Climate Change, Environment

Government agency to receive two stations for monitoring glacial retreat

The national meteorological and hydrological service Senamhi will receive two stations that will allow the agency to monitor and study glacial retreat in the Mantaro and Urubamba river basins, located in Peru’s central Junin and southern Cuzco regions, respectively, state news agency Andina reported.

The stations are being provided as part of the Adaptation to the Impact of the Accelerated Retreat of Glaciers in the Tropical Andean Region (PRAA) project, which is financed by the World Bank and the Washington D.C.-based Global Environment Facility.

They will allow scientists from Senamhi to study the retreat of the Huaytapallana glacier in Junin and Cuzco’s Salcantay glacier. The results of the study are intended to help them create plans for adapting to climate change in the regions.

Peru is home to some 70 percent of Earth’s tropical glaciers.
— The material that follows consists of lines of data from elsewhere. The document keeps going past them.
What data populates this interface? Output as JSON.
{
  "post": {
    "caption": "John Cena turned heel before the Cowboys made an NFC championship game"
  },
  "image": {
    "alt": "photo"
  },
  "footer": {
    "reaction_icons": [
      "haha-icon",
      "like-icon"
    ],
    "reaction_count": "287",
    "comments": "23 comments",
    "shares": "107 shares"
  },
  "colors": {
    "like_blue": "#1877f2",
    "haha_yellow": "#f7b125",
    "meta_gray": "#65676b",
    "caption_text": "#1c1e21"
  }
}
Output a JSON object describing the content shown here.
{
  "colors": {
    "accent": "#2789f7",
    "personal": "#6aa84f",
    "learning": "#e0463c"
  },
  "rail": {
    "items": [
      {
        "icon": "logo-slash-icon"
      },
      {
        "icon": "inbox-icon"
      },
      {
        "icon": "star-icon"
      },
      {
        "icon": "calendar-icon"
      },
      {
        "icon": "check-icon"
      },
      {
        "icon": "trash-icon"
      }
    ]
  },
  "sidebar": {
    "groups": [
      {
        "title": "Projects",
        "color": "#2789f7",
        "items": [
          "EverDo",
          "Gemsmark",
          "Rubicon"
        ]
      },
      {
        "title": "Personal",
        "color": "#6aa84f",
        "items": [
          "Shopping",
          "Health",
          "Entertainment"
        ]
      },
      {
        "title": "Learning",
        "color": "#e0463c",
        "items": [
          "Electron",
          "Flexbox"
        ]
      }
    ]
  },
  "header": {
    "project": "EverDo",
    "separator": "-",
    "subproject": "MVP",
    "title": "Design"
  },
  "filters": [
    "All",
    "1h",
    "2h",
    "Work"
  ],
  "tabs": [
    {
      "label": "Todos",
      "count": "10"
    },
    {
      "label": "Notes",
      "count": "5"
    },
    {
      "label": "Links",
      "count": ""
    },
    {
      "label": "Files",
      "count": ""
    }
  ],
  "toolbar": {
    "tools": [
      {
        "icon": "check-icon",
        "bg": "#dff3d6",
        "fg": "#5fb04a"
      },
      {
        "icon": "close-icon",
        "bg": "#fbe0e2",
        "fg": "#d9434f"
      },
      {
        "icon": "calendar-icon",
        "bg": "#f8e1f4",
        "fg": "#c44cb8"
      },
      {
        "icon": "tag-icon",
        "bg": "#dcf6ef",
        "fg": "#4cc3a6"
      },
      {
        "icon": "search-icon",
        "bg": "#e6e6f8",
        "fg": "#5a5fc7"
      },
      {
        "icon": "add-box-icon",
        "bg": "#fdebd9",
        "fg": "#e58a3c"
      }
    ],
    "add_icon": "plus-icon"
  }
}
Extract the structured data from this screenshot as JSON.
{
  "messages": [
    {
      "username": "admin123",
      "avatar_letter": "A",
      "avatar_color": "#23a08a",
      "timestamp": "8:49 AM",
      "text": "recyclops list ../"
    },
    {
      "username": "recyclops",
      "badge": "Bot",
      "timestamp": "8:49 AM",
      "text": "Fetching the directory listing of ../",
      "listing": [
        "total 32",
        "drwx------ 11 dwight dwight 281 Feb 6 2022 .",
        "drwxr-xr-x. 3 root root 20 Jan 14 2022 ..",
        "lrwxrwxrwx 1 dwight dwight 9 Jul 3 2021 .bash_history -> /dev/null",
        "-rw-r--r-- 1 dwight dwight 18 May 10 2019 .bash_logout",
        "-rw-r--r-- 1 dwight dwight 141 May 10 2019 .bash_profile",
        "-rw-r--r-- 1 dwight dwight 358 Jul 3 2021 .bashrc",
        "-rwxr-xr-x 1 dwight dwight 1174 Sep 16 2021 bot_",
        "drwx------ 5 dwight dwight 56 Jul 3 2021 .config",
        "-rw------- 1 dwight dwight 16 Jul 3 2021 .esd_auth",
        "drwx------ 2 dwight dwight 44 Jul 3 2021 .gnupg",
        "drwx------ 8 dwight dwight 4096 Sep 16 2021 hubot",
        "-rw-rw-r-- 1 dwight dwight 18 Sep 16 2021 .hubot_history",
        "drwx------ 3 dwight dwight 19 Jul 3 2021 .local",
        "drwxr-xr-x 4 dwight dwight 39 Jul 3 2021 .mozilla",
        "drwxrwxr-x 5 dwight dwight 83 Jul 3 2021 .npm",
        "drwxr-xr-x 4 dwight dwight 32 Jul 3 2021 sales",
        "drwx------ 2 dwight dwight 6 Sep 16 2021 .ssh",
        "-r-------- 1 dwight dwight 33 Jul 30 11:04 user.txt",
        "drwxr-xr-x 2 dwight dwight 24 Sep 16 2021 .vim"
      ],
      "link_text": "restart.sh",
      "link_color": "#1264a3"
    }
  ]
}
The country’s glaciers, which feed hydroelectric plants and provide drinking water to Lima, the world’s second largest desert city after Cairo, Egypt, are in the process of accelerated meltdown due to global warming.

According to Peru’s National Resources Institute, or Inrena, the Andes Mountains have lost at least 22 percent of their glacier area since 1970.

The most glaring incident of glacial drop off in Peru occurred recently in Ancash region, where an ice block measuring approximately 500 meters by 200 meters broke off the Hualcán glacier and crashed into a lake causing a 23 meter wave that flooded local towns and damaged a potable water plant.